Tegelijkertijd namen de Zouaven-eenheden die na de geallieerde landingen in november 1942 in Noord-Afrika achterbleven, deel aan de verzetsbeweging. Het eerste, derde en vierde regiment van de Zouaven namen deel aan de Tunesische campagne van 1942-1943, negen bataljons - in vijandelijkheden in Frankrijk en Duitsland in 1944-1945 maakten drie bataljons deel uit van de 1e pantserdivisie.

Na de Tweede Wereldoorlog was de laatste grote operatie van de Zouaven het weerstaan van de pogingen van de Algerijnse nationale bevrijdingsbeweging om de onafhankelijkheid van het land uit te roepen en Algerije van Frankrijk te scheiden. Tijdens deze periode werden de Zouave-regimenten gerekruteerd met dienstplichtigen uit de metropool en voerden ze de functies uit van het beschermen van de orde en het bestrijden van de rebellen, het bewaken van infrastructuurfaciliteiten tot het einde van de bevrijdingsoorlog.

In 1962, na de definitieve voltooiing van de Franse campagne in Algerije, hielden de Zouaven op te bestaan. Het einde van de Zouave-eenheden was onvermijdelijk, aangezien ze werden gerekruteerd door de Europese bevolking van Algerije te rekruteren, die het land snel verliet na het einde van de Franse koloniale overheersing. Niettemin werd de traditie van de Zouaven bewaard tot 2006 op de Franse commando militaire school, waarvan de cadetten de vlaggen en uniformen van de Zouaven gebruikten. Frankrijk heeft nog geen plannen om de meest bekende en efficiënte Afrikaanse eenheid te herbouwen, hoewel het Vreemdelingenlegioen tot op de dag van vandaag heeft bestaan.
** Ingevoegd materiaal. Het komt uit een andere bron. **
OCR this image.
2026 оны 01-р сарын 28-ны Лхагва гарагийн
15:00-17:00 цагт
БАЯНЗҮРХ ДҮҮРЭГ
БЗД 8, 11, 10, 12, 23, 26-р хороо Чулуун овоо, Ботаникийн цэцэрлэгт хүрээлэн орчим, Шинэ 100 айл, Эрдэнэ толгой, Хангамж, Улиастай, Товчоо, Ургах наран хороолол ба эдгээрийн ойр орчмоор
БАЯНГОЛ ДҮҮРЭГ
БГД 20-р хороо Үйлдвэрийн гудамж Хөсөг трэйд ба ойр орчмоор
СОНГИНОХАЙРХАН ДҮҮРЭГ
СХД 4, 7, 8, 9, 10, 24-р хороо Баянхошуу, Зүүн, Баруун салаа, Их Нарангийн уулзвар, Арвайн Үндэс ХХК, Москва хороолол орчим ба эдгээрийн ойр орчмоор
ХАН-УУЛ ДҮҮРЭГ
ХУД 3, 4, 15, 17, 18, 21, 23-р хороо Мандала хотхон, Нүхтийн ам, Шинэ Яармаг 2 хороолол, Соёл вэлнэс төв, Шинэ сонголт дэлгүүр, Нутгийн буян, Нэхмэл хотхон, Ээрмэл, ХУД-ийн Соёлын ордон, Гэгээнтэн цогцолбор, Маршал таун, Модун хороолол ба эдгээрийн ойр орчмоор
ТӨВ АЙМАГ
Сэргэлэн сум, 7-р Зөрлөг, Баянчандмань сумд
Het spoor van de Zouaven in de militaire geschiedenis van het midden van de 19e - midden van de 20e eeuw. moeilijk te missen. Bovendien, ondanks de relatieve lokalisatie van de Franse Zouaven aan de Noord-Afrikaanse kust, werden eenheden met dezelfde naam en soortgelijke uniformen en methoden van gevechtstraining en missie wijdverbreid tijdens de burgeroorlog in de Verenigde Staten van Amerika en de opstand in Polen, in de pauselijke staat tijdens pogingen om het te verdedigen tegen het verenigende Italië, en zelfs in Brazilië, waar een bataljon Zouaven werd gecreëerd uit slaven - overtreders, die voor het dilemma stonden om als Zouaaf te dienen of geëxecuteerd te worden voor hun misdaden (in alle andere landen werden de Zouaven gerekruteerd uit vrijwilligers, en in de Pauselijke Staat werden aan de Zouaven vrij strenge eisen gesteld aan de kandidaten). Zelfs in de mode van moderne Zouaven werden ze opgemerkt - het is ter ere van hen dat een speciaal type broek zo wordt genoemd.